Respiration and Tracheal Ventilation in Locusts and other Flying Insects

Abstract

1. New methods were designed for the simultaneous determination of the unidirectional flow of air and the total abdominal pumping in flying locusts, for measurements of the potential and the actual rate of flow caused by thoracic pumping, and for an independent estimate of the total ventilation of the flight system. 2. During rest, flight and recovery in the desert locust, the unidirectional flow caused by abdominal pumping remains small and almost constant at 30 l. air/kg./hr., in through the thoracic spiracles and out through the abdominal ones. The total pumping amounts to about 180 l./kg./hr. in flight of which 70 l. ventilate the thorax and 80 l. the other paits of the body. 3. Abdominal pumping can be blocked reversibly or reduced to insignificance without impairing the wing movements of the desert locust. 4. During average horizontal flight of the desert locust, the thoracic ventilation is about 320 l. air/kg./hr. of which 250 l. are moved by the thoracic pump, but the capacity of this pump is 760 l./kg./hr. and can be increased to at least 950 l./kg./hr.

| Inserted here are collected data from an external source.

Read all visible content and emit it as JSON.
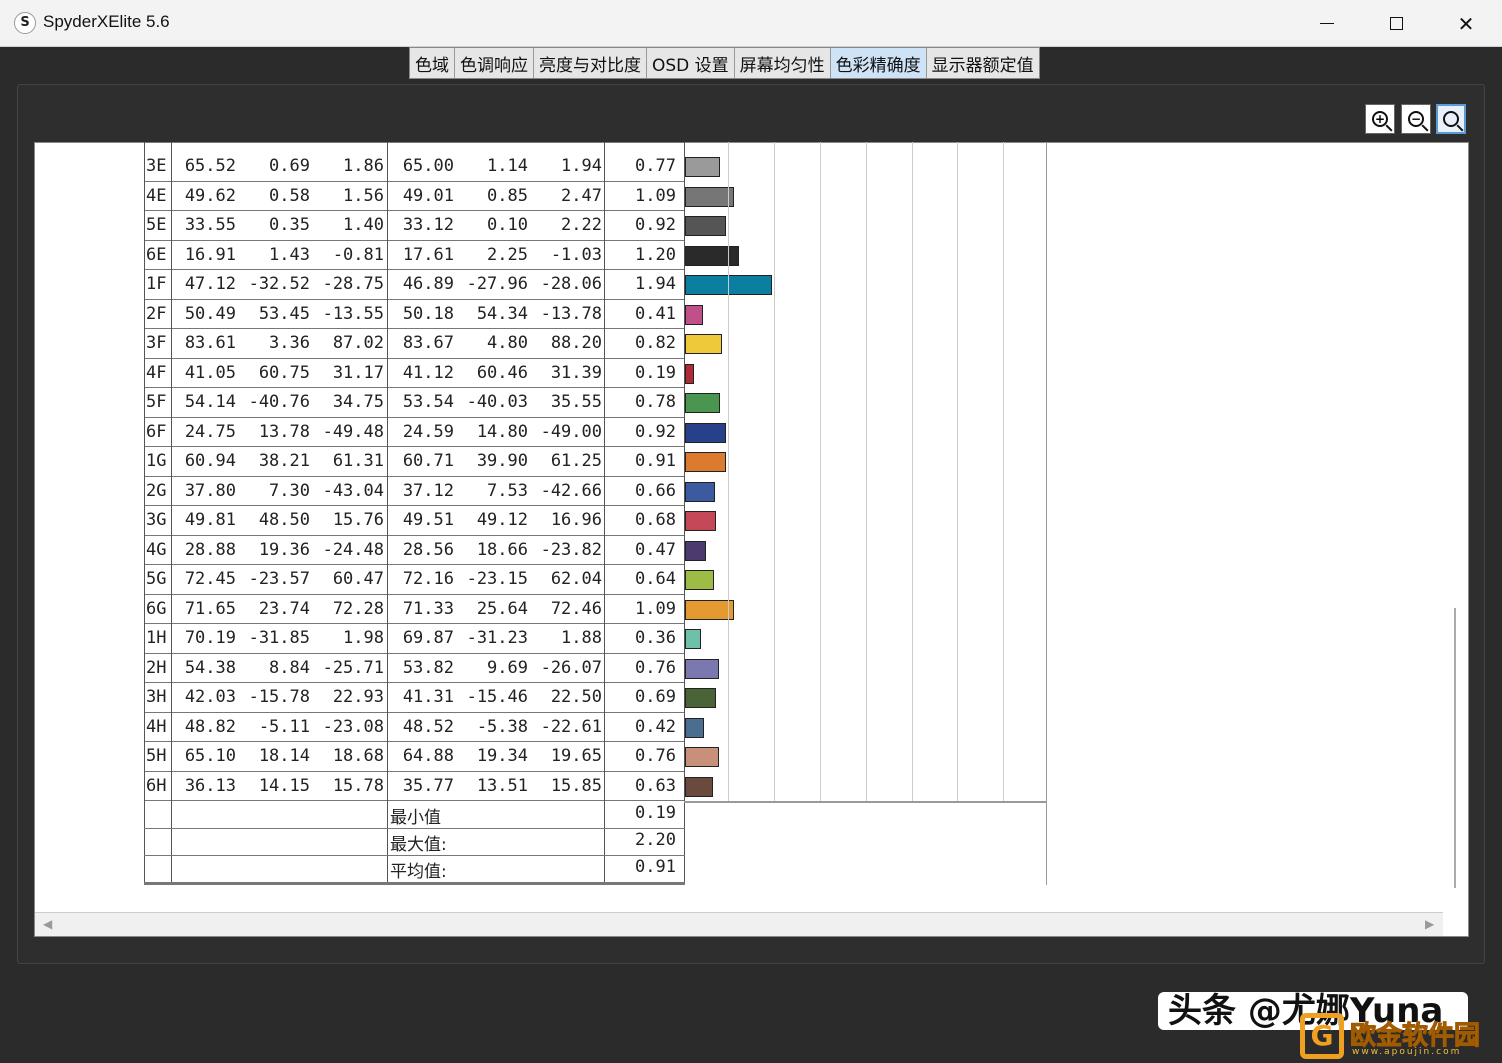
{
  "window": {
    "title": "SpyderXElite 5.6",
    "icon_letter": "S"
  },
  "tabs": [
    {
      "label": "色域",
      "active": false
    },
    {
      "label": "色调响应",
      "active": false
    },
    {
      "label": "亮度与对比度",
      "active": false
    },
    {
      "label": "OSD 设置",
      "active": false
    },
    {
      "label": "屏幕均匀性",
      "active": false
    },
    {
      "label": "色彩精确度",
      "active": true
    },
    {
      "label": "显示器额定值",
      "active": false
    }
  ],
  "colors": {
    "active_tab": "#cfe3f7",
    "window_bg": "#2b2b2b"
  },
  "report": {
    "rows": [
      {
        "id": "3E",
        "ref_L": "65.52",
        "ref_a": "0.69",
        "ref_b": "1.86",
        "meas_L": "65.00",
        "meas_a": "1.14",
        "meas_b": "1.94",
        "de": 0.77,
        "de_text": "0.77",
        "color": "#9a9a9a"
      },
      {
        "id": "4E",
        "ref_L": "49.62",
        "ref_a": "0.58",
        "ref_b": "1.56",
        "meas_L": "49.01",
        "meas_a": "0.85",
        "meas_b": "2.47",
        "de": 1.09,
        "de_text": "1.09",
        "color": "#767676"
      },
      {
        "id": "5E",
        "ref_L": "33.55",
        "ref_a": "0.35",
        "ref_b": "1.40",
        "meas_L": "33.12",
        "meas_a": "0.10",
        "meas_b": "2.22",
        "de": 0.92,
        "de_text": "0.92",
        "color": "#555555"
      },
      {
        "id": "6E",
        "ref_L": "16.91",
        "ref_a": "1.43",
        "ref_b": "-0.81",
        "meas_L": "17.61",
        "meas_a": "2.25",
        "meas_b": "-1.03",
        "de": 1.2,
        "de_text": "1.20",
        "color": "#2a2a2a"
      },
      {
        "id": "1F",
        "ref_L": "47.12",
        "ref_a": "-32.52",
        "ref_b": "-28.75",
        "meas_L": "46.89",
        "meas_a": "-27.96",
        "meas_b": "-28.06",
        "de": 1.94,
        "de_text": "1.94",
        "color": "#0a7fa0"
      },
      {
        "id": "2F",
        "ref_L": "50.49",
        "ref_a": "53.45",
        "ref_b": "-13.55",
        "meas_L": "50.18",
        "meas_a": "54.34",
        "meas_b": "-13.78",
        "de": 0.41,
        "de_text": "0.41",
        "color": "#c0508a"
      },
      {
        "id": "3F",
        "ref_L": "83.61",
        "ref_a": "3.36",
        "ref_b": "87.02",
        "meas_L": "83.67",
        "meas_a": "4.80",
        "meas_b": "88.20",
        "de": 0.82,
        "de_text": "0.82",
        "color": "#eec93a"
      },
      {
        "id": "4F",
        "ref_L": "41.05",
        "ref_a": "60.75",
        "ref_b": "31.17",
        "meas_L": "41.12",
        "meas_a": "60.46",
        "meas_b": "31.39",
        "de": 0.19,
        "de_text": "0.19",
        "color": "#b02a36"
      },
      {
        "id": "5F",
        "ref_L": "54.14",
        "ref_a": "-40.76",
        "ref_b": "34.75",
        "meas_L": "53.54",
        "meas_a": "-40.03",
        "meas_b": "35.55",
        "de": 0.78,
        "de_text": "0.78",
        "color": "#4a9650"
      },
      {
        "id": "6F",
        "ref_L": "24.75",
        "ref_a": "13.78",
        "ref_b": "-49.48",
        "meas_L": "24.59",
        "meas_a": "14.80",
        "meas_b": "-49.00",
        "de": 0.92,
        "de_text": "0.92",
        "color": "#26408a"
      },
      {
        "id": "1G",
        "ref_L": "60.94",
        "ref_a": "38.21",
        "ref_b": "61.31",
        "meas_L": "60.71",
        "meas_a": "39.90",
        "meas_b": "61.25",
        "de": 0.91,
        "de_text": "0.91",
        "color": "#dc7a30"
      },
      {
        "id": "2G",
        "ref_L": "37.80",
        "ref_a": "7.30",
        "ref_b": "-43.04",
        "meas_L": "37.12",
        "meas_a": "7.53",
        "meas_b": "-42.66",
        "de": 0.66,
        "de_text": "0.66",
        "color": "#3c5aa0"
      },
      {
        "id": "3G",
        "ref_L": "49.81",
        "ref_a": "48.50",
        "ref_b": "15.76",
        "meas_L": "49.51",
        "meas_a": "49.12",
        "meas_b": "16.96",
        "de": 0.68,
        "de_text": "0.68",
        "color": "#c44858"
      },
      {
        "id": "4G",
        "ref_L": "28.88",
        "ref_a": "19.36",
        "ref_b": "-24.48",
        "meas_L": "28.56",
        "meas_a": "18.66",
        "meas_b": "-23.82",
        "de": 0.47,
        "de_text": "0.47",
        "color": "#4a3a6e"
      },
      {
        "id": "5G",
        "ref_L": "72.45",
        "ref_a": "-23.57",
        "ref_b": "60.47",
        "meas_L": "72.16",
        "meas_a": "-23.15",
        "meas_b": "62.04",
        "de": 0.64,
        "de_text": "0.64",
        "color": "#9cbc46"
      },
      {
        "id": "6G",
        "ref_L": "71.65",
        "ref_a": "23.74",
        "ref_b": "72.28",
        "meas_L": "71.33",
        "meas_a": "25.64",
        "meas_b": "72.46",
        "de": 1.09,
        "de_text": "1.09",
        "color": "#e49a30"
      },
      {
        "id": "1H",
        "ref_L": "70.19",
        "ref_a": "-31.85",
        "ref_b": "1.98",
        "meas_L": "69.87",
        "meas_a": "-31.23",
        "meas_b": "1.88",
        "de": 0.36,
        "de_text": "0.36",
        "color": "#6ec0a8"
      },
      {
        "id": "2H",
        "ref_L": "54.38",
        "ref_a": "8.84",
        "ref_b": "-25.71",
        "meas_L": "53.82",
        "meas_a": "9.69",
        "meas_b": "-26.07",
        "de": 0.76,
        "de_text": "0.76",
        "color": "#7a78ae"
      },
      {
        "id": "3H",
        "ref_L": "42.03",
        "ref_a": "-15.78",
        "ref_b": "22.93",
        "meas_L": "41.31",
        "meas_a": "-15.46",
        "meas_b": "22.50",
        "de": 0.69,
        "de_text": "0.69",
        "color": "#4a6438"
      },
      {
        "id": "4H",
        "ref_L": "48.82",
        "ref_a": "-5.11",
        "ref_b": "-23.08",
        "meas_L": "48.52",
        "meas_a": "-5.38",
        "meas_b": "-22.61",
        "de": 0.42,
        "de_text": "0.42",
        "color": "#4a6e90"
      },
      {
        "id": "5H",
        "ref_L": "65.10",
        "ref_a": "18.14",
        "ref_b": "18.68",
        "meas_L": "64.88",
        "meas_a": "19.34",
        "meas_b": "19.65",
        "de": 0.76,
        "de_text": "0.76",
        "color": "#c89078"
      },
      {
        "id": "6H",
        "ref_L": "36.13",
        "ref_a": "14.15",
        "ref_b": "15.78",
        "meas_L": "35.77",
        "meas_a": "13.51",
        "meas_b": "15.85",
        "de": 0.63,
        "de_text": "0.63",
        "color": "#6a4a3c"
      }
    ],
    "summary": [
      {
        "label": "最小值",
        "value": "0.19"
      },
      {
        "label": "最大值:",
        "value": "2.20"
      },
      {
        "label": "平均值:",
        "value": "0.91"
      }
    ]
  },
  "watermark": {
    "text": "头条 @尤娜Yuna",
    "logo_text": "欧金软件园",
    "logo_url": "www.apoujin.com"
  }
}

The relatively low efficiency is likely to increase when the abdominal air sacs are deflated due to ingested food, fat or eggs, i.e. when the animal has to lift more. 5. The pressure changes caused by the thoracic pumping only amount to 10-25 mm. H2O and are of no mechanical significance for the moving wings. 6. Draught ventilation due to a Bernoulli effect is of no significance in locusts and probably not in dragonflies and wasps. 7. The oxygen in the thorax of flying locusts is reduced by about 5.5 % relative to the atmosphere at sea level. 8. At small to medium relative humidities, and at temperatures between 25 and 30° C. at sea level, the rate of ventilation permits sustained flight of the desert locust without risk of desiccation (Fig. 14). In order to retain a positive water balance at higher air temperatures the locusts must fly at high altitude, and 3 km. is estimated as a maximum for sustained, active flight. 9. Large dragonflies (Aeshna spp.) depend almost exclusively on thoracic pumping during flight, while large wasps (Vespa crabro) depend on abdominal pumping. For both types the metabolic rate is about 100 kcal./kg./hr. during level flight.